Après l’échec de Syriza, rejetons tous les « TINA » et pesons là où se prennent les décisions stratégiques

vendredi 20 novembre 2015, par Catherine Samary *

L’échec de Syriza éclaire une réalité : toute lutte voulant soumettre les financements de marché et bancaires à des critères sociaux et démocratiques se heurtera aux forces, institutions, traités de l’Union européenne (UE) défendant la logique inverse. On ne peut « réformer » cette logique par une « négociation » sans rapport de force. Mais l’échec de Syriza signifie-t-il qu’il était ou devient illusoire de vouloir combattre cette logique dans l’UE et dans la zone euro ? Le débat stratégique européen indispensable ne doit exclure que les réponses xénophobes, sans « essentialiser » (positivement ou négativement) l’euro. C’est la guerre sociale menée du local au planétaire, en passant par l’UE, qu’il faut mettre en échec partout où se prennent les décisions stratégiques – avec un enjeu européen majeur, s’articulant à la fois sur les luttes nationales et internationales.

L’échec de Syriza éclaire une réalité : toute lutte voulant soumettre les financements de marché et bancaires à des critères sociaux et démocratiques se heurtera aux forces, institutions, traités de l’Union européenne (UE) défendant la logique inverse. On ne peut « réformer » cette logique par une « négociation » sans rapport de force. Mais l’échec de Syriza signifie-t-il qu’il était ou devient illusoire de vouloir combattre cette logique dans l’UE et dans la zone euro ? Le débat stratégique européen indispensable ne doit exclure que les réponses xénophobes, sans « essentialiser » (positivement ou négativement) l’euro. C’est la guerre sociale menée du local au planétaire, en passant par l’UE, qu’il faut mettre en échec partout où se prennent les décisions stratégiques – avec un enjeu européen majeur, s’articulant à la fois sur les luttes nationales et internationales [1].

Contre tous les TINA

« Il ne peut y avoir de choix démocratique contre les traités européens » a honnêtement (?) déclaré Jean-Claude Juncker, président de la Commission européenne. L’échec de la stratégie de Syriza est d’abord le résultat de ce fait brut : il n’y a pas eu « négociation » du côté de l’eurogroupe dont le TINA était imprévu pour A. Tsipras et pour une partie de la gauche européenne. Le référendum exprimant démocratiquement son « OXI » a radicalisé et non pas assoupli la position adverse.

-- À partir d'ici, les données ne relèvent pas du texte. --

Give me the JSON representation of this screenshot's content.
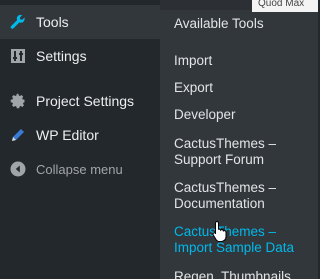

Sauf que… ce TINA [2] n’était ni le premier, ni le plus « stratégique » (global) relevant de la même logique. C’est Margaret Thatcher qui a imprimé le « sens » de ce qui allait marquer la nouvelle phase du capitalisme depuis le début des années 1980. Son but, comme celui de l’eurogroupe, était de démanteler toutes les résistances et protections sociales issues de la période de croissance antérieure pour imposer une logique de concurrence, passant par les privatisations généralisées.

Ce fut le début d’une guerre sociale, derrière un discours « néolibéral », en réponse à la crise structurelle de profit et de l’ordre mondial qui se manifestait dans les années 1970. Cette réponse fut radicalisée par le basculement de 1989/91 mettant fin au « monde bipolaire » (la « fin de l’Histoire » ?). La pseudo-démocratie pluraliste s’est de plus en plus traduite dans le monde, et en particulier en Europe par des alternances sans alternatives, tous les partis dominants dits de gauche se ralliant à ce TINA-là, fondamental – celui des privatisations et du marché généralisé. Les courants néolibéraux ont pu opter pour l’euro, ou s’y opposer comme au Royaume-Uni, où ils fustigent les « ingérences » d’institutions bruxelloises et européennes dans le fonctionnement des marchés. Dans les rapports de force actuels, la sortie du Royaume-Uni de l’UE ne serait aucunement une résistance aux politiques d’austérité.

Cela ne signifie pas que l’euro soit « neutre » – aucune monnaie et institution dans le capitalisme n’est hors rapports de classes. Et nul doute qu’il faut penser et préparer un « après-UEM » modifiant radicalement les fonctions et l’architecture des monnaies. Mais cela n’implique pas qu’il soit efficace d’axer les fronts de résistance sur l’euro, indépendamment du contexte et des forces en présence ; encore moins que les luttes progressistes seraient plus efficaces en quittant l’UE. Le carcan n’est pas sans contradictions et points faibles à exploiter.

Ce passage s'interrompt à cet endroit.